The New York Times offered some great coverage of the events and emotions surrounding the final days of St. Vincent's Hospital, which closed for good this past Friday. Staff gathered for a Mass and barbeque and offered each other support. And while many mourned the loss, they also remembered the good the hospital has done.
St. Vincent’s was inexorably defeated, [said Sister Miriam Kevin Phillips, known as Sister Kevin, a nurse and a nun with the Sisters of Charity,] by its devotion to the poor and by the transformation of the Village from a home for immigrants and the working class to a neighborhood filled with wealthy people who were drawn to more prestigious academic medical centers.
She had seen it with her own eyes, as a lifelong Village resident, and as a nurse and later senior vice president for mission at St. Vincent’s. “As the population changed, the type of patient who came into St.
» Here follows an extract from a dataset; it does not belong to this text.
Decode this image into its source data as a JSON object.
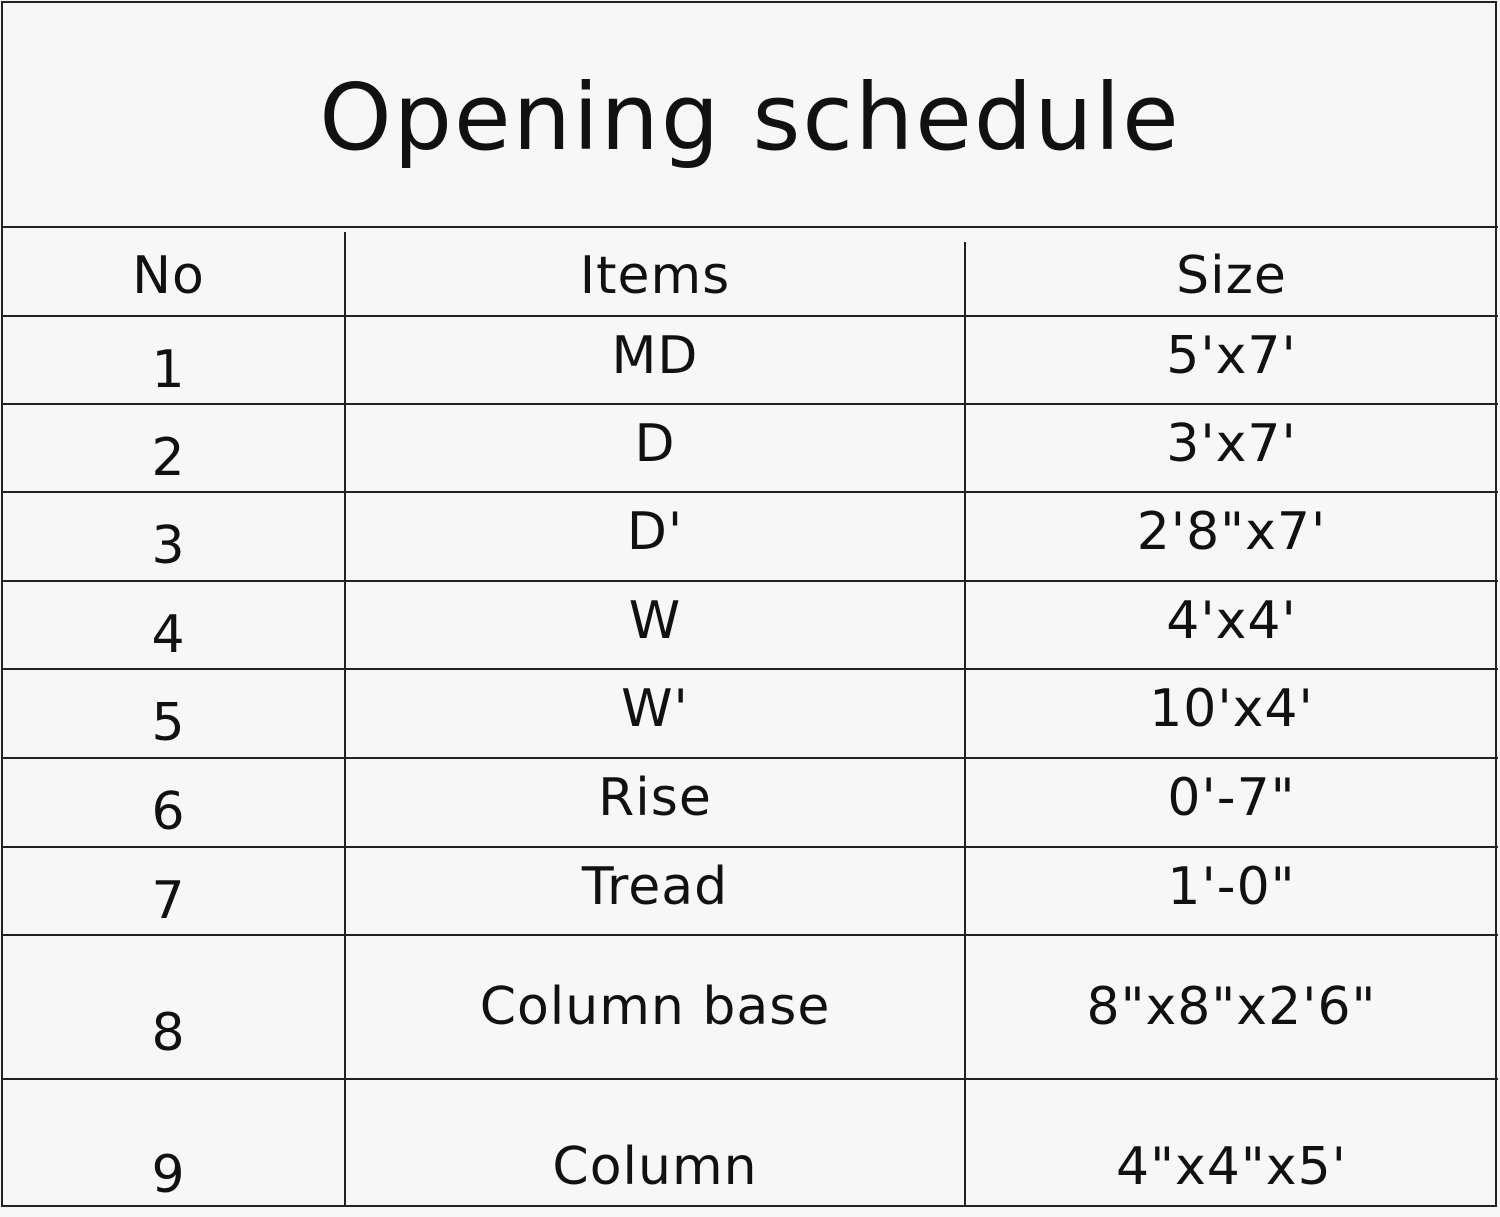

Vincent’s changed too,” Sister Kevin said.
The exodus of Village residents to other hospitals is backed up by State Health Department data, which show that before the closing, the 11 nearest zip codes accounted for only 37 percent of St. Vincent’s patients. When the Titanic sank, Sister Kevin said, the Sisters of Charity wired the rescue ship, the Carpathia, that St. Vincent’s ambulances would be waiting at the dock, but would take only passengers from steerage. They knew, she said, that the rich passengers would be taken care of.
Like almost everyone saying goodbye, Sister Kevin said that St. Vincent’s had shaped her life. Living on West 13th Street as a teenager, she admired the nurses in their crisp uniforms and determined to become one of them.
The Times also offered an audio slideshow containing some moving accounts from long-time staff members, who recalled their years of service at the hospital, as well as a second slideshow containing images of an artist's interpretation of St. Vincent's final days.